We both hunkered down and went to work.  The hitch crank handle had been bent hitting the hitch ball and wouldn't budge.  We used a hammer at first and no luck.  BTW, the weight distribution bars had both popped off and were hanging from the hitch.  We got those off and Juan used one to give one big heave ho and got the crank working.  Limited use but it helped get us started.  Then we got out the wood and the jack from the SUV and started raising it up from the side.  I had to move the SUV because one of the tow chains was stretched to the max and we couldn’t get it off.

Trailer raised, we backed up barely getting the ball under the hitch with Juan standing on it and bouncing a bit.  We got it hooked up and got back on the road.   We pulled over and did an inspection and it appeared all was good.   We stopped for gas, checked again and headed to Torreon.  We were very lucky with the trailer.  The only thing I need to check and possibly fix is the crank on the trailer hitch.  Whew, that was something but teamwork pulled it all off in about 20 minutes and we were on our way. 

As for yesterday, we took the oh so dangerous Espinazo del Diablo (Devil’s Backbone) from Mazatlan towards Durango.  We will always use this highway when we come back to the coast.  This is one of the most scenic drives we have ever been on.  The views are incredible, the highway one of the best paved of any toll or libre, and there was literally no traffic whatsoever.  We passed three semis and two buses.

We found a small park between El Salto and Durango yesterday afternoon and we paid fifty pesos to park on the basketball court.  You can’t get any more level than that.  But guess what, we woke up this morning and it was -9C.   Everything covered in heavy frost.  It took the car 40 minutes to warm up.  Thank you Mr.
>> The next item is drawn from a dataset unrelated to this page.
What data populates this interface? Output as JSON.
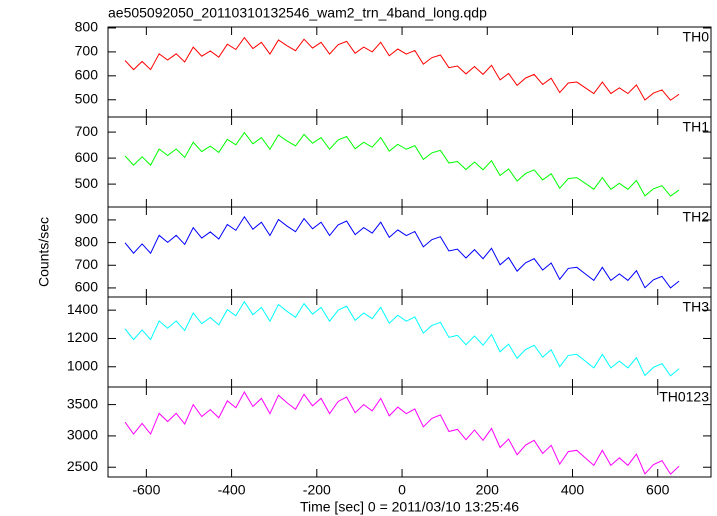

Heater for keeping us nice and warm.   We watched a fantastic movie last night, Source Code, had a wonderful dinner and drinks.  We are now parked back at the truck stop at Leon Guzman just on the East side of Torreon.  After our adventure this morning I wasn’t feeling up to going any further or searching for a new spot.  I am posting this from the convenience store across from the libre on the lousy Torreon – Durango autopista.  More pics to come this week of a great trip home.


  1. Yikes! So, you made it all the way on that dangerous highway, and then you have a problem in Durango. Go figure! Sorry we missed you here.

  2. thank goodness you are both Ok and the damage not so bad...good luck and safe journey home best wishes les

  3. My husband Eric wonders how the heck the trailer came off the ball. Was the latch not pinned down or was the ball too small. Definitely a catastrophic failure. Good luck on the rest of you journey. Drive safe.

  4. We drove over a tope today.. sign said "Speed Brake Ahead"...... we've seen Speed Hump, and a few other descriptive signs.... but this was a first. Glad you came through this one relatively unscathed.

  5. No wayyyyyyy! That's crazy! So, so so glad all turned out ok and you could carry on. Ahhh topes…… Source Code is a good movie…. Enjoy your evening! Brrrrrr…….

  6. We have all hit those damn things! Luckily you got away with relatively little damage. Don't be in too big a hurry to get home, it is cold!

  7. Thank goodness you are a great team and got it all put together again. When I wished you exciting adventures for 2015 I did not mean that kind. Topes can be real heart stoppers. As Croft said some of us have had a major story to tell after an unfortunate confrontation with a tope but the pain does fade. Vodka helps :)

  8. Glad everything worked out guys. Once you hit a tope you are always looking for them. Even shadows look like topes. We hit a bad one once in Oaxaca and we will never forget it. Luckily there was a handy man RV'er in the campground with a welder and put us back together. Thought the camper was going to fly off the truck. Paula has saved our buns more than once. She is a great copilot!!!